Wie ein derart allgemein gehaltenes Muster die spezifische Dynamik der nationalsozialistischen „Bewegung“ erklären soll, die blinde Gefolgschaft, das teils hysterische Anhimmeln des „Führers“, die fanatische Bereitschaft zur eigenen Depersonalisierung und die von Beginn an gewalttätige und in den Massenmord mündende Zivilisationsfeindlichkeit – auf diese Fragen blieb Marks jede Antwort ebenso schuldig wie den empirischen Beleg einer besonderen oder wenigstens auffallenden Scham-Problematik der Parteigänger Adolf Hitlers. Auf die umfangreiche Literatur zur Frage, was so viele Deutsche nach 1933 zu Anhängern, Tätern und Mittätern eines verbrecherischen Regimes machte, ging der Freiburger Sozialwissenschaftler gar nicht erst ein – kein Wort über Klaus Theweleit oder Götz Aly, über Daniel Goldhagen oder Christopher Browning.

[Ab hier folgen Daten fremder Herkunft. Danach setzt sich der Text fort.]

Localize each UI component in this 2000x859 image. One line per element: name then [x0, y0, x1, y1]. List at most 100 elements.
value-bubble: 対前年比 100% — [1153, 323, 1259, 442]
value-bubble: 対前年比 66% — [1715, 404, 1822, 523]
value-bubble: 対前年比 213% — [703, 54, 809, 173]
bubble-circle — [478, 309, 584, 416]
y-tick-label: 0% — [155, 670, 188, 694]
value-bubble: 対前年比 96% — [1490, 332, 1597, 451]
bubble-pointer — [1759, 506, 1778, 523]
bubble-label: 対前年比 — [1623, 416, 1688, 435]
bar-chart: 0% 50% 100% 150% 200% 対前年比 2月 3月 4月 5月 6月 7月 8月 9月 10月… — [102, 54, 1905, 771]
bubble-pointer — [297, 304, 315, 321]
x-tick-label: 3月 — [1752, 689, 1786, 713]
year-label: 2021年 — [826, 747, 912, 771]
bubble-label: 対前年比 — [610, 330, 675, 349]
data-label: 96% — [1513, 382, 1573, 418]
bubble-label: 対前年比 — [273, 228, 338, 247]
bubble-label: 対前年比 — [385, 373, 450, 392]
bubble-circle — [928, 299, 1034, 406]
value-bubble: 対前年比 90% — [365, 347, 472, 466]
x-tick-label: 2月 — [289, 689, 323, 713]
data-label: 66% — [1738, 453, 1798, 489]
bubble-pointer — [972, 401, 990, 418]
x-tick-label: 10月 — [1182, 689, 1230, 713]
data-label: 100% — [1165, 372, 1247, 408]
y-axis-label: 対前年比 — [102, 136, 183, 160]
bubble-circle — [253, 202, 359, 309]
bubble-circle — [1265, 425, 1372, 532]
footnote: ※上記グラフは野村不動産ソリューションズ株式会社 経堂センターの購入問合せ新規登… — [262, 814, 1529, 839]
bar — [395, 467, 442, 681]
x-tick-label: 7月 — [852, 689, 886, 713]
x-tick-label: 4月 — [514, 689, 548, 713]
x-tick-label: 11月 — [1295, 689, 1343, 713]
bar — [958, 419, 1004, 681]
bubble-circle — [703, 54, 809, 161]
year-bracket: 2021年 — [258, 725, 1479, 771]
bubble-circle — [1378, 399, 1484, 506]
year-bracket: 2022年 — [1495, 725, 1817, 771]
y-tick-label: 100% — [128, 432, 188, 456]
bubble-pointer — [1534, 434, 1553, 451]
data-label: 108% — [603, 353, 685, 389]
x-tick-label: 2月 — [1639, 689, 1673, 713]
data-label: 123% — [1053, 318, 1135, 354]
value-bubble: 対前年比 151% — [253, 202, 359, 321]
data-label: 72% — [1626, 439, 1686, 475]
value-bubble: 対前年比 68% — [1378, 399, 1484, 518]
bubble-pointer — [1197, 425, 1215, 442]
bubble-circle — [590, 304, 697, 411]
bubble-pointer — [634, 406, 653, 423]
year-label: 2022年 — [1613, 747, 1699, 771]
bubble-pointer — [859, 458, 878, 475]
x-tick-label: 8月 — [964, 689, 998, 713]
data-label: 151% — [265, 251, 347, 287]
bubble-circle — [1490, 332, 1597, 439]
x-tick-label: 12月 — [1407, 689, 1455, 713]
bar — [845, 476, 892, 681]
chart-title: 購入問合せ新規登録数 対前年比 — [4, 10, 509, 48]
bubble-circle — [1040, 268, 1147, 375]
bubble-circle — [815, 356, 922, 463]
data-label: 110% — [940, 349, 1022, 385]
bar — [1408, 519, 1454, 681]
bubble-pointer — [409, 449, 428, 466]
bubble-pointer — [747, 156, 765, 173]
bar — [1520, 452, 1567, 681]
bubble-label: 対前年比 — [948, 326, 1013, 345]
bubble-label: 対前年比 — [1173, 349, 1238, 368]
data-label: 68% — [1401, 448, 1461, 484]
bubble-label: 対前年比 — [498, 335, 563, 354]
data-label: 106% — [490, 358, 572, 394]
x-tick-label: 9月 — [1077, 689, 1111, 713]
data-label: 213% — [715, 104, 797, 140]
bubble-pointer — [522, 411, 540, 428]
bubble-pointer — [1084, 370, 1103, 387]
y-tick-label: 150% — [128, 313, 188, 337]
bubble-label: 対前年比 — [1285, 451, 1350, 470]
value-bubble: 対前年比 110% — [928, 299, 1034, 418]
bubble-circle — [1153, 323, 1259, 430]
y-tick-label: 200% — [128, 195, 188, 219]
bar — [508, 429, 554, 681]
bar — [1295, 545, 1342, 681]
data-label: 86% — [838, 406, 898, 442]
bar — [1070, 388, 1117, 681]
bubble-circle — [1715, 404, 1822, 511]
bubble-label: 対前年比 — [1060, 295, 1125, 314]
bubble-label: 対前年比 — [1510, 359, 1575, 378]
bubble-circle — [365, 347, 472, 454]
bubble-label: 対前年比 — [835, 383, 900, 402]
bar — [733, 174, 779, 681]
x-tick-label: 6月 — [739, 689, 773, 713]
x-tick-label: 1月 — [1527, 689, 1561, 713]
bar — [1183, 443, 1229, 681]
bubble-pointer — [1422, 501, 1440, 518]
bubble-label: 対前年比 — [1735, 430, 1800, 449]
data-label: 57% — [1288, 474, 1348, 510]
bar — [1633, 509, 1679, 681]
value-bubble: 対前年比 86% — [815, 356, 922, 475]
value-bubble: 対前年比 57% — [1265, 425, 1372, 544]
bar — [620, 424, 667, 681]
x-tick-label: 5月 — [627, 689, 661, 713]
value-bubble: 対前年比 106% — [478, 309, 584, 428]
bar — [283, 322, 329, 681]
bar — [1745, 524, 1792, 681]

Stattdessen reduzierte Marks sein Thema aufs Minimum: Er erläuterte einen, in anderer Formulierung altbekannten, Mechanismus: das Umschlagen von Minderwertigkeitsgefühlen in Überlegenheitsgesten und Aggression. Dieses Muster, das Marks auf der Basis der Schampsychologie artikulierte, ist aber fast immer anwendbar, wenn autoritäre Herrschaftsformen auf psychische Faktoren zurückgeführt werden sollen. Marks stimmte in der lammfrommen Diskussion denn auch quasi jeder Analogie zu – und die Namen von Donald Trump, Recep Tayyip Erdogan oder Wladimir Putin fielen fast automatisch. So vermag Marks’ Schamtheorie zwar zumindest teilweise zu erklären, weshalb jemand Anführern hinterherläuft, die auf ein anders strukturiertes Publikum nur schaurig-komisch wirken, und weshalb viele im selbst ernannten Dritten Reich auch ohne Zwang den rechten Arm hochrissen. Die eben nicht individual-, sondern massenpsychologische Spezifik des Nationalsozialismus, die nahezu kollektive Bereitschaft zum Verbrechen aber verfehlt sie komplett.
Stephan Marks’ Buch „Warum folgten sie Hitler?“ soll, so legt die Kritik es nahe, des Nachdenkens wert sein. Sein Freudentaler Vortrag war leider nur banal.